At certain periods, animals associated with gods were kept in temple sanctuaries as honored pets and mummified after death, so archaeologists have found thousands of baboon and ibis mummies!
Thoth the Egyptian Trickster God

Egyptian Gods Thoth and Hathor in their anthropomorphic (more or less) forms
Photo Credit: C. Carlstead, Creative Commons
The Egyptians also loved Thoth as a trickster god. In one myth, Hathor, the hot-tempered goddess of love and destruction, stormed off across the desert in a snit. She was called the Eye of Re -- the personification of the sun's heat -- so Re needed her back. Thoth, as the moon-god and so-called second Eye of Re, was assigned to fetch his missing counterpart.
Thoth had a problem. In this myth, he took the guise of a small baboon, sent to fetch a goddess who had assumed the form of a huge ravening lioness with the devouring heat of the desert sun. Once he found her, he played the same trick later found in
The Arabian Nights: "Please don't kill me, ma'am, until I've told you this wonderful story!" Inching towards Egypt a few steps at a time, he kept stringing her along with stories.
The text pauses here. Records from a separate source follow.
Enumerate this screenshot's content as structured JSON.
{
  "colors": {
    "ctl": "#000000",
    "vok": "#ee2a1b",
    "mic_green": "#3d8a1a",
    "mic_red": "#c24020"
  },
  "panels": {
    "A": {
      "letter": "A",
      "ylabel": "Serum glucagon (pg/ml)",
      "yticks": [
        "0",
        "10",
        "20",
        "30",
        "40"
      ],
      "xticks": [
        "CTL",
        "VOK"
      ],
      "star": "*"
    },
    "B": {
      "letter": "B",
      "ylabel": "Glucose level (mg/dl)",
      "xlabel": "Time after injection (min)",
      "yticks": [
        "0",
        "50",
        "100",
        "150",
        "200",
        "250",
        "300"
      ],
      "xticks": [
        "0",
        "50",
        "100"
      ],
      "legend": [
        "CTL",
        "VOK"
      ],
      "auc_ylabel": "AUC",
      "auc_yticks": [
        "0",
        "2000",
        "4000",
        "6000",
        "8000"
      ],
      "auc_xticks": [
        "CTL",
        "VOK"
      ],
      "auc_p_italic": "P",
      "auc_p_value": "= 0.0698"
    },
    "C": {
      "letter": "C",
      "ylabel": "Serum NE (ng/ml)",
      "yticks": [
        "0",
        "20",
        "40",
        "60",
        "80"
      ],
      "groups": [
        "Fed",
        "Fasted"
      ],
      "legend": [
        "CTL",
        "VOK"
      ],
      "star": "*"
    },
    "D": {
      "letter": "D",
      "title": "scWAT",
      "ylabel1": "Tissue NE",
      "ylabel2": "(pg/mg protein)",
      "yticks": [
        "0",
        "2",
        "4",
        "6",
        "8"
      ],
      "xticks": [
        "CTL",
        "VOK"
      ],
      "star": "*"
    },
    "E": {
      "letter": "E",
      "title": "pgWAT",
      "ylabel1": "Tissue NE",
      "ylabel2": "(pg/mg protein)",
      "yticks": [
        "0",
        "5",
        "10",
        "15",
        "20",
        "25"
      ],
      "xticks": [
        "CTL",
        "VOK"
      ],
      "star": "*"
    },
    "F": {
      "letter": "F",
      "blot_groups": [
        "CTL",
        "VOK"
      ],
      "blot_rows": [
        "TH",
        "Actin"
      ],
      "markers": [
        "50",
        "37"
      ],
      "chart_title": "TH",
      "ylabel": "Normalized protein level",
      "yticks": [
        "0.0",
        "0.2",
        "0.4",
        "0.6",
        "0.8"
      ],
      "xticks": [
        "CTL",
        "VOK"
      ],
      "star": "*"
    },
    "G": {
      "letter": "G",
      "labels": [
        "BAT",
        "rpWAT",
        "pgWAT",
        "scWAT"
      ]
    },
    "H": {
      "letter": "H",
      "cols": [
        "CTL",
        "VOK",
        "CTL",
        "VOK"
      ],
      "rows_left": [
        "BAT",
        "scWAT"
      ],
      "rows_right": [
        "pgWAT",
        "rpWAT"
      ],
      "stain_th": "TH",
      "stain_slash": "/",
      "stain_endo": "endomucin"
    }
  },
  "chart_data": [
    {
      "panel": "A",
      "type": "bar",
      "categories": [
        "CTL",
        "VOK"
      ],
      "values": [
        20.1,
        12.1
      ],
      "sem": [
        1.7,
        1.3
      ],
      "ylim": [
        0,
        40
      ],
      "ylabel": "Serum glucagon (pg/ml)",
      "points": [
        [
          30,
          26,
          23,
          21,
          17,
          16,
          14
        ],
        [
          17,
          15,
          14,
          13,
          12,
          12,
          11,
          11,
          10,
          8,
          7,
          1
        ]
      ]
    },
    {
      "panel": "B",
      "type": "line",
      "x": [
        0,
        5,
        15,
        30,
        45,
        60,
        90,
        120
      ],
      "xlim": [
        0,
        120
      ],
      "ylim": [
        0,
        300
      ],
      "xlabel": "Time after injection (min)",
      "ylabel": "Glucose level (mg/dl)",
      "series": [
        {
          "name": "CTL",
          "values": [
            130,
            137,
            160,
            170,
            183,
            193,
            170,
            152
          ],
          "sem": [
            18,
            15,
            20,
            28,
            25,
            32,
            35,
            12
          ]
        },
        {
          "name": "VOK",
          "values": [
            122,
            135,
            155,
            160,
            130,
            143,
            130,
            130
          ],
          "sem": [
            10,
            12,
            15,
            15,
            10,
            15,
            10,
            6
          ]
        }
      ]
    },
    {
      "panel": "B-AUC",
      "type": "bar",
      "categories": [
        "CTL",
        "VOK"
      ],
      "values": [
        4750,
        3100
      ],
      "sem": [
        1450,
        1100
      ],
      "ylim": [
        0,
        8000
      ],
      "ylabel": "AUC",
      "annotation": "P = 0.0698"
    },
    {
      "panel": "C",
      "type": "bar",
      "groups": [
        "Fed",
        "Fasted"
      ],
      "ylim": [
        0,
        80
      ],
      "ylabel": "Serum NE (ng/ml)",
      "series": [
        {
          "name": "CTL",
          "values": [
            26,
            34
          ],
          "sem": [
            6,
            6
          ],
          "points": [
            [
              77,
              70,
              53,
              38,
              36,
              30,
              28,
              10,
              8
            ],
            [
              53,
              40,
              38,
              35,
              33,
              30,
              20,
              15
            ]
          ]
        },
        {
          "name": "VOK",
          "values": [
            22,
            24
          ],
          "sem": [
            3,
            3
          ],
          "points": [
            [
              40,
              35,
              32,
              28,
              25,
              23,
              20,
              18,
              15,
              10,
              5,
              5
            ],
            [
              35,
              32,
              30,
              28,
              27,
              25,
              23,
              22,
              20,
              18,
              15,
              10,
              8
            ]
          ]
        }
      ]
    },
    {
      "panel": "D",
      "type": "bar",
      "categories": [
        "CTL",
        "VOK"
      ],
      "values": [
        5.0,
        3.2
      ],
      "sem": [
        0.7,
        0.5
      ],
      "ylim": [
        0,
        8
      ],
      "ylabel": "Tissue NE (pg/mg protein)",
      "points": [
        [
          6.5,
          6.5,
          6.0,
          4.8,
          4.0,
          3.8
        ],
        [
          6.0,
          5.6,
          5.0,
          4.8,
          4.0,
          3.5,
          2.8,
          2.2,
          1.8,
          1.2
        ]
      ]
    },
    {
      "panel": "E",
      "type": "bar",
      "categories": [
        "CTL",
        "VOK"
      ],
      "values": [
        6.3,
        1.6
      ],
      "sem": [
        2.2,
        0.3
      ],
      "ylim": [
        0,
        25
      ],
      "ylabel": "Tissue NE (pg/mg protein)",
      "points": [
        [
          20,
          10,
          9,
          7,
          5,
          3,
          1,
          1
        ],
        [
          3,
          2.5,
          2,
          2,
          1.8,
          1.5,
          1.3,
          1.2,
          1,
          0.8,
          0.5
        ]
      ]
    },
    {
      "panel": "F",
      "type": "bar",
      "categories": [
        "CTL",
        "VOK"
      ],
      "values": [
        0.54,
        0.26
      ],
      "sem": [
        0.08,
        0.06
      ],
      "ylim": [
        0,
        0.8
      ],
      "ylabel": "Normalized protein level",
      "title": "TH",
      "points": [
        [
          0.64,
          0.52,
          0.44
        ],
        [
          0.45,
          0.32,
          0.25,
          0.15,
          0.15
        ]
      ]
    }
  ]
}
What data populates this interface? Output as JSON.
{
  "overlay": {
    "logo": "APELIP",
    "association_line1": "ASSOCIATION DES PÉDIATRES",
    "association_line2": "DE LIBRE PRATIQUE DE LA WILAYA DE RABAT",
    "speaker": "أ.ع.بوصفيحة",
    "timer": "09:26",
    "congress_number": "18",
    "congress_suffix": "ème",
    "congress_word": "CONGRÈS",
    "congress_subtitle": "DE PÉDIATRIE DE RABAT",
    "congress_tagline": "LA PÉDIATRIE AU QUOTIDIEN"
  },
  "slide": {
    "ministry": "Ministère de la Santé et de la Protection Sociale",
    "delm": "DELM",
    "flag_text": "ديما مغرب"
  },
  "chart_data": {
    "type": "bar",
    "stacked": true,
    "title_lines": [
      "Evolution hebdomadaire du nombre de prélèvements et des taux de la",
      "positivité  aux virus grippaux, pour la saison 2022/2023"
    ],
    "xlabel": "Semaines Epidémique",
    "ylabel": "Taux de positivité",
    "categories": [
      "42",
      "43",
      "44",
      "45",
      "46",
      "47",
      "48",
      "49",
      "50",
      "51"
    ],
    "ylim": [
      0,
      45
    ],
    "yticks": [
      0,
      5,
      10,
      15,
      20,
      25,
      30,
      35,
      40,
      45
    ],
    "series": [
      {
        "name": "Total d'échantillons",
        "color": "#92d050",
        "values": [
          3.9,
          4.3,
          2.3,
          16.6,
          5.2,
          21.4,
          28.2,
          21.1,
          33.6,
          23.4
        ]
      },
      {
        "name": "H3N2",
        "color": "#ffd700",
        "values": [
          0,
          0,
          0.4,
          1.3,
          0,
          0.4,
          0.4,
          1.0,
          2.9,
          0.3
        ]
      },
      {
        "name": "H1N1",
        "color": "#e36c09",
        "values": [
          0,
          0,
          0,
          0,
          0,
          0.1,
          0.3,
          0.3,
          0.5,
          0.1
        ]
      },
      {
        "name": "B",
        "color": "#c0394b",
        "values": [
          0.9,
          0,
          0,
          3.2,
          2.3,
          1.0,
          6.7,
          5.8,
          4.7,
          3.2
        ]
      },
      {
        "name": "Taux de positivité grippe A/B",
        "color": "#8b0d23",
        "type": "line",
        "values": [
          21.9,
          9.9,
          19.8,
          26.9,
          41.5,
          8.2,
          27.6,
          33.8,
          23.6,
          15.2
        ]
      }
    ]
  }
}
The moral of most of the stories was that powerful folks should be nice to the little guys. Hathor got the point, and decided that the little monkey had entertained her well enough that she wouldn't eat him.
I once worked on a Greek manuscript containing one of Thoth's stories, and adapted it for oral performance.
In another myth, Re grew angry with Nut the sky-goddess and wouldn't let her give birth to her children on any day of the year, because he knew her son, Osiris, might supplant him. Nut was cursed to stay pregnant... forever! In desperation she asked Thoth for help.

Queen Nefertari Playing Senet
Photo Credit: Yorck Project, Wikimedia Commons
No problem! In this myth, the moon-god was actually a separate deity named Khons. Thoth challenged Khons to a game of senet, an ancient Egyptian form of backgammon. The Man in the Moon bet his own light as the stakes. Thoth won enough light for an extra
five days. These days weren't part of the regular year, so Nut was able to give birth to her five children. The lost light accounts for the moon's waxing and waning, and the extra time explains why the year isn't an even 360 days.